Notons qu'au Royaume-Uni, un nouveau système à points permet d'accueillir les conjoints des migrants de travail, alors que les couples concernés ont parfois des difficultés à se réunir en France.
La part des émigrés dans la population française ne cesse d'augmenter depuis le recensement de 1851. Elle a été multipliée par deux, lors de l'industrialisation de notre pays sous le second empire. L'entre-deux-guerres a été marqué par un formidable appel à l'immigration, notamment des Polonais venus travailler dans les mines et l'industrie textile. Cette immigration a connu un nouvel essor pendant la reconstruction, avant de se stabiliser à partir du choc pétrolier de 1973, pour reprendre ensuite de plus belle. Depuis les années 2000, l'augmentation constante de l'immigration s'avère indépendante des changements politiques, de gouvernement ou de législation. La classe politique surestime au fond son pouvoir d'agir sur ce phénomène général en Europe.

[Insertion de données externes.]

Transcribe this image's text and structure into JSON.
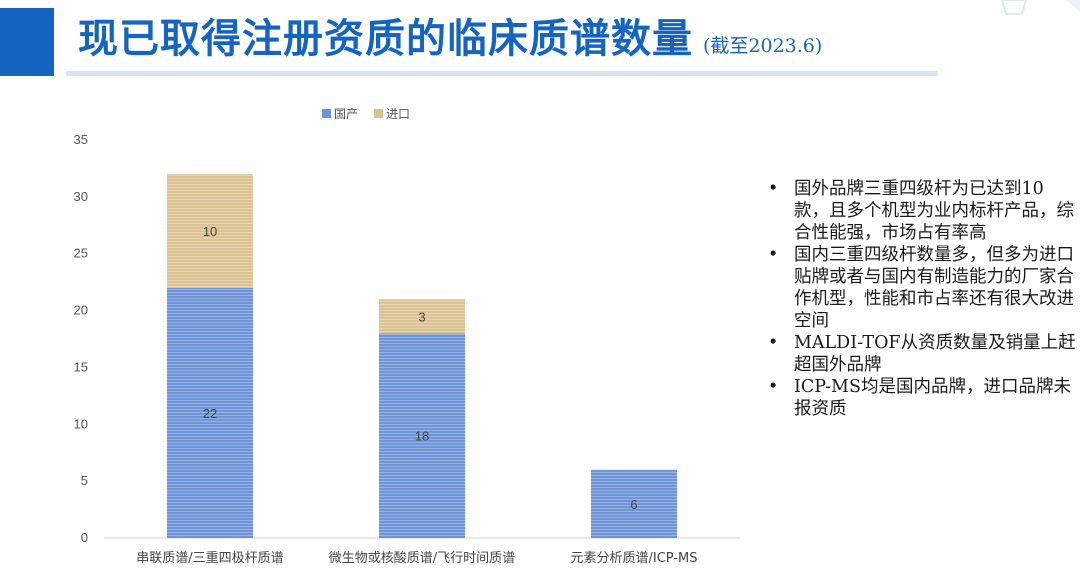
{
  "title": {
    "main": "现已取得注册资质的临床质谱数量",
    "sub": "(截至2023.6)"
  },
  "colors": {
    "accent": "#1565c0",
    "domestic": "#6f95d8",
    "imported": "#dcc393"
  },
  "bullets": [
    "国外品牌三重四级杆为已达到10款，且多个机型为业内标杆产品，综合性能强，市场占有率高",
    "国内三重四级杆数量多，但多为进口贴牌或者与国内有制造能力的厂家合作机型，性能和市占率还有很大改进空间",
    "MALDI-TOF从资质数量及销量上赶超国外品牌",
    "ICP-MS均是国内品牌，进口品牌未报资质"
  ],
  "chart_data": {
    "type": "bar",
    "stacked": true,
    "categories": [
      "串联质谱/三重四极杆质谱",
      "微生物或核酸质谱/飞行时间质谱",
      "元素分析质谱/ICP-MS"
    ],
    "series": [
      {
        "name": "国产",
        "values": [
          22,
          18,
          6
        ],
        "color": "#6f95d8"
      },
      {
        "name": "进口",
        "values": [
          10,
          3,
          0
        ],
        "color": "#dcc393"
      }
    ],
    "ylim": [
      0,
      35
    ],
    "yticks": [
      0,
      5,
      10,
      15,
      20,
      25,
      30,
      35
    ],
    "legend_position": "top",
    "grid": false
  }
}
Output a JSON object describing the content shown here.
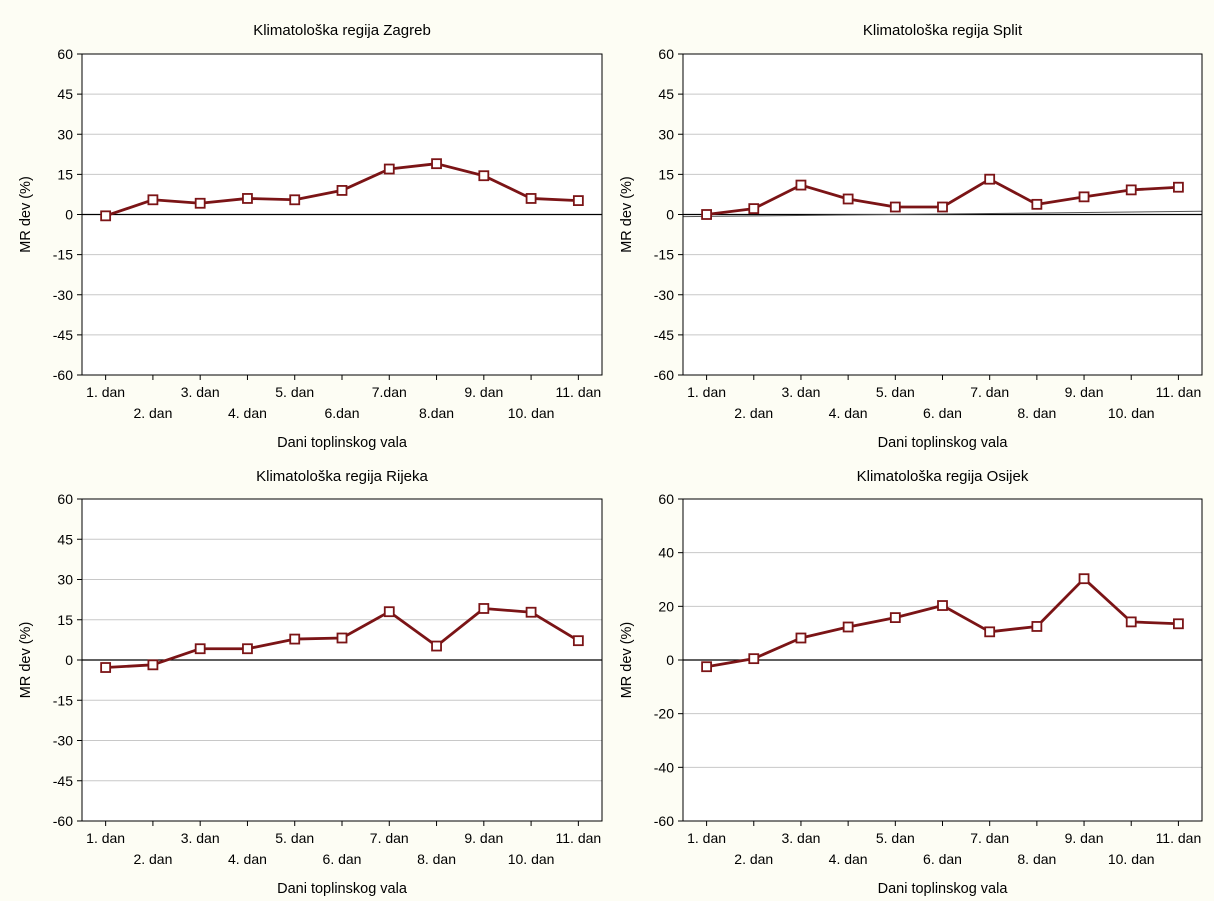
{
  "chart_data": [
    {
      "type": "line",
      "title": "Klimatološka regija Zagreb",
      "xlabel": "Dani toplinskog vala",
      "ylabel": "MR dev (%)",
      "categories": [
        "1. dan",
        "2. dan",
        "3. dan",
        "4. dan",
        "5. dan",
        "6.dan",
        "7.dan",
        "8.dan",
        "9. dan",
        "10. dan",
        "11. dan"
      ],
      "values": [
        -0.5,
        5.5,
        4.2,
        6.0,
        5.5,
        9.0,
        17.0,
        19.0,
        14.5,
        6.0,
        5.2
      ],
      "yticks": [
        60,
        45,
        30,
        15,
        0,
        -15,
        -30,
        -45,
        -60
      ],
      "ylim": [
        -60,
        60
      ],
      "grid": true,
      "trend": null
    },
    {
      "type": "line",
      "title": "Klimatološka regija Split",
      "xlabel": "Dani toplinskog vala",
      "ylabel": "MR dev (%)",
      "categories": [
        "1. dan",
        "2. dan",
        "3. dan",
        "4. dan",
        "5. dan",
        "6. dan",
        "7. dan",
        "8. dan",
        "9. dan",
        "10. dan",
        "11. dan"
      ],
      "values": [
        0.0,
        2.2,
        11.0,
        5.8,
        2.8,
        2.8,
        13.2,
        3.8,
        6.6,
        9.2,
        10.2
      ],
      "yticks": [
        60,
        45,
        30,
        15,
        0,
        -15,
        -30,
        -45,
        -60
      ],
      "ylim": [
        -60,
        60
      ],
      "grid": true,
      "trend": [
        -0.8,
        1.2
      ]
    },
    {
      "type": "line",
      "title": "Klimatološka regija Rijeka",
      "xlabel": "Dani toplinskog vala",
      "ylabel": "MR dev (%)",
      "categories": [
        "1. dan",
        "2. dan",
        "3. dan",
        "4. dan",
        "5. dan",
        "6. dan",
        "7. dan",
        "8. dan",
        "9. dan",
        "10. dan",
        "11. dan"
      ],
      "values": [
        -2.8,
        -1.8,
        4.2,
        4.2,
        7.8,
        8.2,
        18.0,
        5.2,
        19.2,
        17.8,
        7.2
      ],
      "yticks": [
        60,
        45,
        30,
        15,
        0,
        -15,
        -30,
        -45,
        -60
      ],
      "ylim": [
        -60,
        60
      ],
      "grid": true,
      "trend": null
    },
    {
      "type": "line",
      "title": "Klimatološka regija Osijek",
      "xlabel": "Dani toplinskog vala",
      "ylabel": "MR dev (%)",
      "categories": [
        "1. dan",
        "2. dan",
        "3. dan",
        "4. dan",
        "5. dan",
        "6. dan",
        "7. dan",
        "8. dan",
        "9. dan",
        "10. dan",
        "11. dan"
      ],
      "values": [
        -2.5,
        0.5,
        8.2,
        12.3,
        15.8,
        20.3,
        10.5,
        12.5,
        30.3,
        14.2,
        13.5
      ],
      "yticks": [
        60,
        40,
        20,
        0,
        -20,
        -40,
        -60
      ],
      "ylim": [
        -60,
        60
      ],
      "grid": true,
      "trend": null
    }
  ],
  "colors": {
    "line": "#7b1416",
    "marker_fill": "#ffffff",
    "grid": "#c8c8c8",
    "zero_line": "#000000",
    "trend_line": "#555555",
    "plot_bg": "#ffffff",
    "page_bg": "#fdfdf4"
  }
}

À l'origine venaient surtout en France des ressortissants de pays voisins. Puis les Polonais sont arrivés entre les deux guerres, avant qu'on ne les renvoie dans leur pays pendant la crise des années 1930. Sont ensuite venus des Portugais et des Maghrébins. La part des Sub-sahariens, dont le nombre sur notre territoire dépassait les 900 000 lors du dernier recensement, a fortement progressé. Depuis 1975, la proportion des Africains dans les flux migratoires à destination de la France est passée de 20 % à 45 %.
Le solde migratoire présentait jusqu'aux années 1990 une convergence entre les départs de Français vers d'autres pays et l'accueil d'étrangers sur notre territoire. Le Brexit et, dans une moindre mesure, la crise liée au Covid ont divisé par quatre les départs de Français à l'étranger. Il convient de réfléchir aux conséquences du Brexit sur la structure migratoire française et de s'interroger sur les opportunités à en tirer.

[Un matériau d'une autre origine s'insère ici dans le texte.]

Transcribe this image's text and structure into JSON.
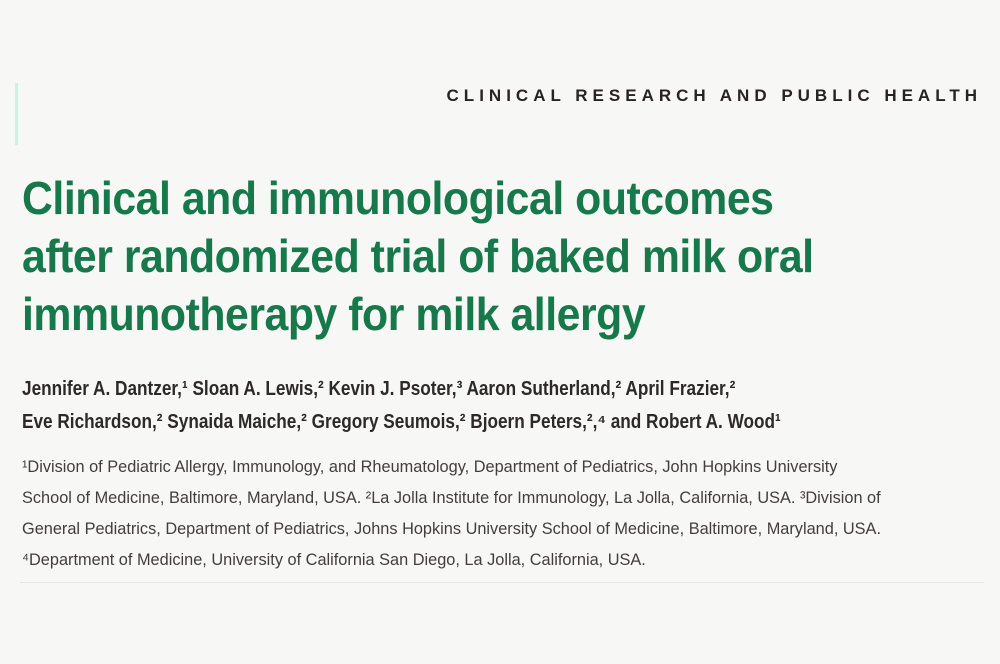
{
  "theme": {
    "background": "#f7f7f5",
    "title_green": "#17794b",
    "kicker_color": "#262322",
    "author_text_color": "#2d292a",
    "affiliation_text_color": "#413e3e",
    "margin_accent_color": "#cdf0e0",
    "divider_color": "#e8e6e4"
  },
  "kicker": {
    "label": "CLINICAL RESEARCH AND PUBLIC HEALTH"
  },
  "article": {
    "title_lines": [
      "Clinical and immunological outcomes",
      "after randomized trial of baked milk oral",
      "immunotherapy for milk allergy"
    ],
    "author_lines": [
      "Jennifer A. Dantzer,¹ Sloan A. Lewis,² Kevin J. Psoter,³ Aaron Sutherland,² April Frazier,²",
      "Eve Richardson,² Synaida Maiche,² Gregory Seumois,² Bjoern Peters,²,⁴ and Robert A. Wood¹"
    ],
    "affiliation_lines": [
      "¹Division of Pediatric Allergy, Immunology, and Rheumatology, Department of Pediatrics, John Hopkins University",
      "School of Medicine, Baltimore, Maryland, USA. ²La Jolla Institute for Immunology, La Jolla, California, USA. ³Division of",
      "General Pediatrics, Department of Pediatrics, Johns Hopkins University School of Medicine, Baltimore, Maryland, USA.",
      "⁴Department of Medicine, University of California San Diego, La Jolla, California, USA."
    ]
  }
}
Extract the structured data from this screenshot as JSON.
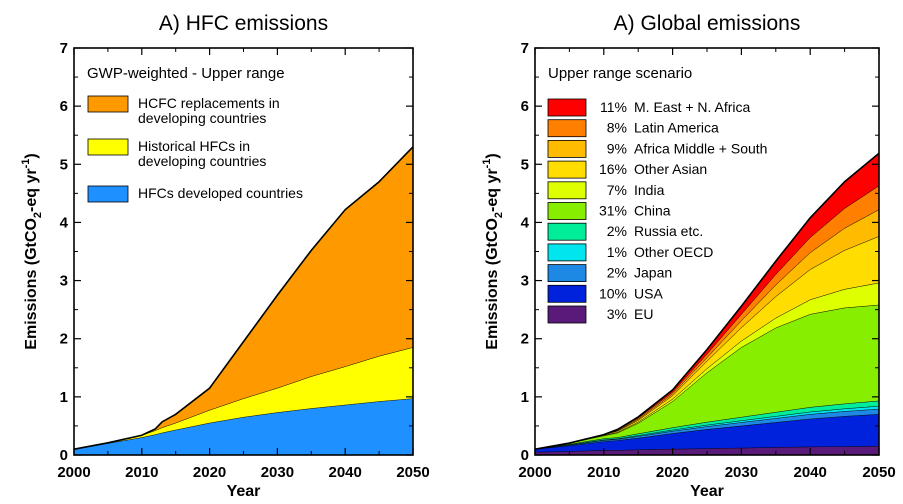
{
  "chart_data": [
    {
      "type": "area",
      "title": "A) HFC emissions",
      "subtitle": "GWP-weighted - Upper range",
      "xlabel": "Year",
      "ylabel": "Emissions (GtCO",
      "ylabel_sub": "2",
      "ylabel_mid": "-eq yr",
      "ylabel_sup": "-1",
      "ylabel_end": ")",
      "xlim": [
        2000,
        2050
      ],
      "ylim": [
        0,
        7
      ],
      "xticks": [
        "2000",
        "2010",
        "2020",
        "2030",
        "2040",
        "2050"
      ],
      "yticks": [
        "0",
        "1",
        "2",
        "3",
        "4",
        "5",
        "6",
        "7"
      ],
      "legend_position": "top-left",
      "x": [
        2000,
        2005,
        2010,
        2012,
        2013,
        2015,
        2020,
        2025,
        2030,
        2035,
        2040,
        2045,
        2050
      ],
      "series": [
        {
          "name": "HFCs developed countries",
          "color": "#1e90ff",
          "values": [
            0.1,
            0.2,
            0.3,
            0.35,
            0.38,
            0.43,
            0.55,
            0.65,
            0.73,
            0.8,
            0.86,
            0.92,
            0.97
          ]
        },
        {
          "name": "Historical HFCs in developing countries",
          "color": "#ffff00",
          "values": [
            0.0,
            0.01,
            0.04,
            0.07,
            0.09,
            0.12,
            0.22,
            0.32,
            0.42,
            0.55,
            0.66,
            0.78,
            0.88
          ]
        },
        {
          "name": "HCFC replacements in developing countries",
          "color": "#ff9900",
          "values": [
            0.0,
            0.0,
            0.0,
            0.03,
            0.1,
            0.15,
            0.38,
            0.98,
            1.6,
            2.17,
            2.7,
            3.0,
            3.45
          ]
        }
      ]
    },
    {
      "type": "area",
      "title": "A) Global emissions",
      "subtitle": "Upper range scenario",
      "xlabel": "Year",
      "ylabel": "Emissions (GtCO",
      "ylabel_sub": "2",
      "ylabel_mid": "-eq yr",
      "ylabel_sup": "-1",
      "ylabel_end": ")",
      "xlim": [
        2000,
        2050
      ],
      "ylim": [
        0,
        7
      ],
      "xticks": [
        "2000",
        "2010",
        "2020",
        "2030",
        "2040",
        "2050"
      ],
      "yticks": [
        "0",
        "1",
        "2",
        "3",
        "4",
        "5",
        "6",
        "7"
      ],
      "legend_position": "top-left",
      "x": [
        2000,
        2005,
        2010,
        2012,
        2015,
        2020,
        2025,
        2030,
        2035,
        2040,
        2045,
        2050
      ],
      "series": [
        {
          "name": "EU",
          "percent": "3%",
          "color": "#5a1a7a",
          "values": [
            0.05,
            0.06,
            0.08,
            0.08,
            0.09,
            0.1,
            0.11,
            0.12,
            0.13,
            0.14,
            0.145,
            0.15
          ]
        },
        {
          "name": "USA",
          "percent": "10%",
          "color": "#0022dd",
          "values": [
            0.05,
            0.1,
            0.15,
            0.17,
            0.2,
            0.27,
            0.33,
            0.38,
            0.43,
            0.48,
            0.52,
            0.55
          ]
        },
        {
          "name": "Japan",
          "percent": "2%",
          "color": "#1e88e5",
          "values": [
            0.0,
            0.01,
            0.02,
            0.02,
            0.03,
            0.04,
            0.05,
            0.06,
            0.07,
            0.08,
            0.085,
            0.09
          ]
        },
        {
          "name": "Other OECD",
          "percent": "1%",
          "color": "#00e5ee",
          "values": [
            0.0,
            0.005,
            0.01,
            0.01,
            0.015,
            0.02,
            0.025,
            0.03,
            0.035,
            0.04,
            0.045,
            0.05
          ]
        },
        {
          "name": "Russia etc.",
          "percent": "2%",
          "color": "#00ee99",
          "values": [
            0.0,
            0.01,
            0.02,
            0.02,
            0.03,
            0.04,
            0.05,
            0.06,
            0.07,
            0.08,
            0.085,
            0.09
          ]
        },
        {
          "name": "China",
          "percent": "31%",
          "color": "#88ee00",
          "values": [
            0.0,
            0.02,
            0.05,
            0.08,
            0.18,
            0.45,
            0.85,
            1.2,
            1.45,
            1.6,
            1.65,
            1.65
          ]
        },
        {
          "name": "India",
          "percent": "7%",
          "color": "#ddff00",
          "values": [
            0.0,
            0.0,
            0.01,
            0.01,
            0.02,
            0.04,
            0.07,
            0.11,
            0.17,
            0.25,
            0.32,
            0.38
          ]
        },
        {
          "name": "Other Asian",
          "percent": "16%",
          "color": "#ffdd00",
          "values": [
            0.0,
            0.0,
            0.01,
            0.02,
            0.03,
            0.06,
            0.13,
            0.23,
            0.37,
            0.52,
            0.67,
            0.8
          ]
        },
        {
          "name": "Africa Middle + South",
          "percent": "9%",
          "color": "#ffbb00",
          "values": [
            0.0,
            0.0,
            0.0,
            0.01,
            0.02,
            0.03,
            0.06,
            0.12,
            0.2,
            0.29,
            0.38,
            0.46
          ]
        },
        {
          "name": "Latin America",
          "percent": "8%",
          "color": "#ff7f00",
          "values": [
            0.0,
            0.0,
            0.0,
            0.01,
            0.02,
            0.03,
            0.06,
            0.11,
            0.18,
            0.26,
            0.34,
            0.41
          ]
        },
        {
          "name": "M. East + N. Africa",
          "percent": "11%",
          "color": "#ff0000",
          "values": [
            0.0,
            0.0,
            0.0,
            0.01,
            0.02,
            0.04,
            0.08,
            0.14,
            0.23,
            0.34,
            0.46,
            0.56
          ]
        }
      ]
    }
  ]
}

Le Covid a donné lieu à la production de données inédites sur la place des immigrés dans certains métiers classés par la commission européenne comme essentiels. Les femmes occupent en grand nombre des emplois faiblement qualifiés. Certains métiers essentiels sur le plan stratégique, dont ceux qui impliquent une expertise en technologie de l'information et de la communication, sont exercés par 15 % d'immigrés d'origine extra européenne. Les immigrés non Européens contribuent pour une part considérable au fonctionnement de plusieurs secteurs essentiels, outre ceux des soins et des transports. Cette réalité reflète l'importance, pour la société française, de l'immigration, produit de son histoire, alors qu'en Europe centrale, de nombreux États se passent d'immigration. Les immigrés contribuent au fonctionnement de notre pays, non en tant qu'immigrés mais à proportion de leurs qualifications.

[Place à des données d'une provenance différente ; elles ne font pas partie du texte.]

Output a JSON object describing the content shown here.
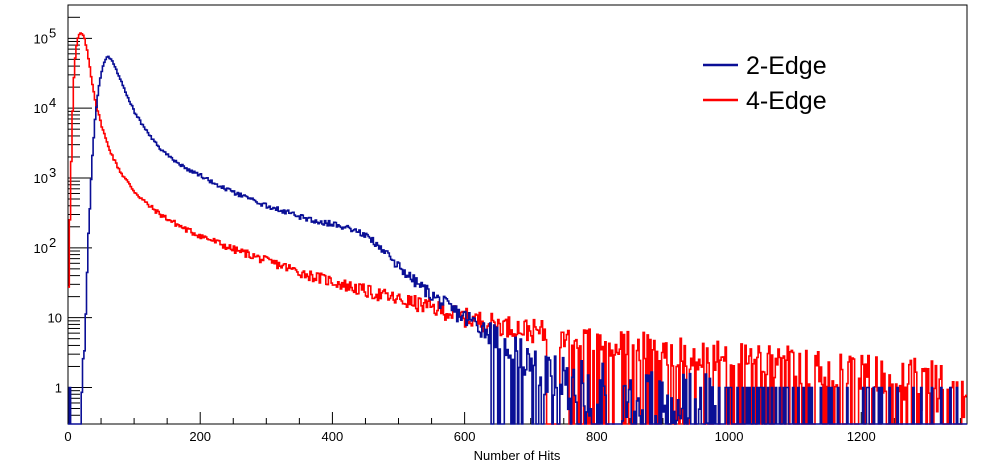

De fortes disparités existent dans l'habitat des immigrés selon leur origine, européenne ou non, indépendamment des disparités, elles aussi notables, entre les Français nés sur le sol français et les étrangers. Les immigrés de première ou de deuxième génération ne connaissent pas non plus les mêmes conditions de vie. Ceux qui sont nés sur le sol français tendent à quitter, au fur et à mesure de leur ascension sociale, les zones d'habitat fragiles, améliorant ainsi leur sort, mais laissant ces zones vulnérables dans une situation pire encore. Il faudrait favoriser la mobilité résidentielle des enfants d'immigrés. L'un des grands problèmes de la France tient à son système de logement social, qui tend à concentrer les étrangers dans certaines zones, indépendamment des opportunités d'emploi, alors que dans les pays nordiques, notamment, on constate une plus grande mobilité des immigrés. Quoi qu'il en soit, les étrangers déménagent plus souvent que les Français nés en France, et la remarque s'applique plus encore aux immigrés de la deuxième génération.